Whilst most of the EP was made previous to lockdown, Briggs and his team are located across the country so were well prepared for the COVID-19 lifestyle.
“Most of it was already made a while ago, there was only a few things that we did in lockdown,” Briggs said.
“We do things so much via satellite anyway so it wasn’t such a big difference for us … given that’s how we operate …we just get in and get it done.”
“Blackfullas are like the kings of adaptation you know what I mean, we’ve been having to adapt to different lifestyles for so long.”
“It’s in our DNA to be able to survive, so coming into COVID it was like, ‘Okay, how do we do it?’ It was never a case of, ‘We can’t do it’, it was always, ‘How do we do it?’”
One of the tracks for the new album is newly released tune, Go to War, which saw the rapper collaborate with Gamilaraay artist, Thelma Plum. The song and film clip were released the same day, with appearances from Bad Apples Crew and Muggera Dancers in the clip.
“That was my favourite part, I love the boys and what they represent. They are so staunch and so proud and they dance so hard,” said Briggs.
“I could see it and I knew what it had to be, I had two great directors, Tristan Edouard and Selina Miles, who are phenomenal. They could see my vision too.”
The Go to War video delivers a powerful message.
“I always want to tell a story … and really sell a bigger idea in my videos. To tell that story of blackfullas having to exist in two worlds was something I’ve always wanted to talk about because it is so exhausting.”
“I don’t think it’s spoken about enough and I don’t think people realise it enough.”
“The idea of the blackfulla that Australia might look down their nose at in the street, is the blackfulla that they would applaud for being a ‘true Aboriginal’. Because they don’t associate a blackfulla from the city as being connected with their culture or connecting with their identity and their heritage because they aren’t ochred up,” said Briggs.

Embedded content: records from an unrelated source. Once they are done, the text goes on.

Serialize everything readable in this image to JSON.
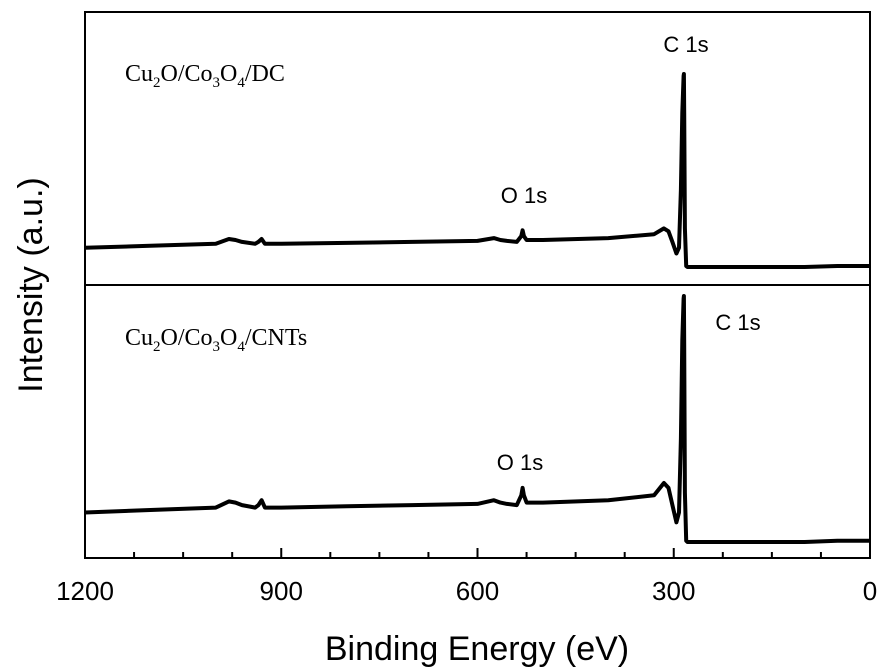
{
  "chart_data": {
    "type": "line",
    "xlabel": "Binding Energy (eV)",
    "ylabel": "Intensity (a.u.)",
    "xlim": [
      1200,
      0
    ],
    "x_reversed": true,
    "xticks": [
      "1200",
      "900",
      "600",
      "300",
      "0"
    ],
    "xtick_values": [
      1200,
      900,
      600,
      300,
      0
    ],
    "y_ticks_shown": false,
    "panels": [
      {
        "sample": {
          "base": "Cu",
          "s1": "2",
          "mid1": "O/Co",
          "s2": "3",
          "mid2": "O",
          "s3": "4",
          "suffix": "/DC"
        },
        "peaks": [
          {
            "label": "O 1s",
            "x": 531
          },
          {
            "label": "C 1s",
            "x": 284.5
          }
        ],
        "series": {
          "x": [
            1200,
            1100,
            1000,
            980,
            970,
            960,
            940,
            935,
            930,
            925,
            900,
            800,
            700,
            600,
            575,
            565,
            555,
            540,
            533,
            531,
            529,
            525,
            500,
            400,
            330,
            315,
            308,
            302,
            296,
            292,
            289,
            287,
            285,
            284.5,
            284,
            283,
            281,
            279,
            200,
            100,
            50,
            20,
            0
          ],
          "y": [
            0.1,
            0.11,
            0.12,
            0.145,
            0.14,
            0.13,
            0.12,
            0.13,
            0.145,
            0.12,
            0.12,
            0.125,
            0.13,
            0.135,
            0.15,
            0.14,
            0.135,
            0.13,
            0.16,
            0.19,
            0.16,
            0.14,
            0.14,
            0.15,
            0.17,
            0.2,
            0.185,
            0.13,
            0.07,
            0.1,
            0.4,
            0.8,
            0.99,
            1.0,
            0.8,
            0.2,
            0.005,
            0.0,
            0.0,
            0.0,
            0.005,
            0.005,
            0.005
          ]
        }
      },
      {
        "sample": {
          "base": "Cu",
          "s1": "2",
          "mid1": "O/Co",
          "s2": "3",
          "mid2": "O",
          "s3": "4",
          "suffix": "/CNTs"
        },
        "peaks": [
          {
            "label": "O 1s",
            "x": 531
          },
          {
            "label": "C 1s",
            "x": 284.5
          }
        ],
        "series": {
          "x": [
            1200,
            1100,
            1000,
            980,
            970,
            960,
            940,
            935,
            930,
            925,
            900,
            800,
            700,
            600,
            575,
            565,
            555,
            540,
            533,
            531,
            529,
            525,
            500,
            400,
            330,
            315,
            308,
            302,
            296,
            292,
            289,
            287,
            285,
            284.5,
            284,
            283,
            281,
            279,
            200,
            100,
            50,
            20,
            0
          ],
          "y": [
            0.12,
            0.13,
            0.14,
            0.165,
            0.16,
            0.15,
            0.14,
            0.15,
            0.17,
            0.14,
            0.14,
            0.145,
            0.15,
            0.155,
            0.17,
            0.16,
            0.155,
            0.15,
            0.19,
            0.22,
            0.19,
            0.16,
            0.16,
            0.17,
            0.19,
            0.24,
            0.22,
            0.15,
            0.08,
            0.12,
            0.42,
            0.82,
            0.99,
            1.0,
            0.8,
            0.2,
            0.005,
            0.0,
            0.0,
            0.0,
            0.005,
            0.005,
            0.005
          ]
        }
      }
    ]
  }
}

“That was the idea behind it, to dispel those myths [that] you have to go to the far remote outback to have an Aboriginal experience, which tries to minimalise the experience of the blackfulla in the city.”
Briggs added children’s book author to his already impressive resume in May this year, releasing Our Home, Our Heartbeat. The book was adapted from his song, The Children Came Back.
“It was something I always wanted to do, and I did it … I didn’t expect it to end up being the best-selling kids’ book in the country,” he said.
“I just thought it was a cool thing for the mob and for kids.
“A number of people have made kids’ books, and maybe we all have the same idea that we didn’t have them when we were kids. I’m just trying to make the book that I thought I needed.
“I just wanted to normalise Indigenous achievement, so they are in the same breath as another person, and also remind [everyone of] the strength of our families and communities.”
Briggs will make first his livestream performance debut since COVID-19 on Thursday August 20, the day before the EP release. He will be performing as part of Inside Sets, an interactive gig series. Tickets are available with a tiered pricing system.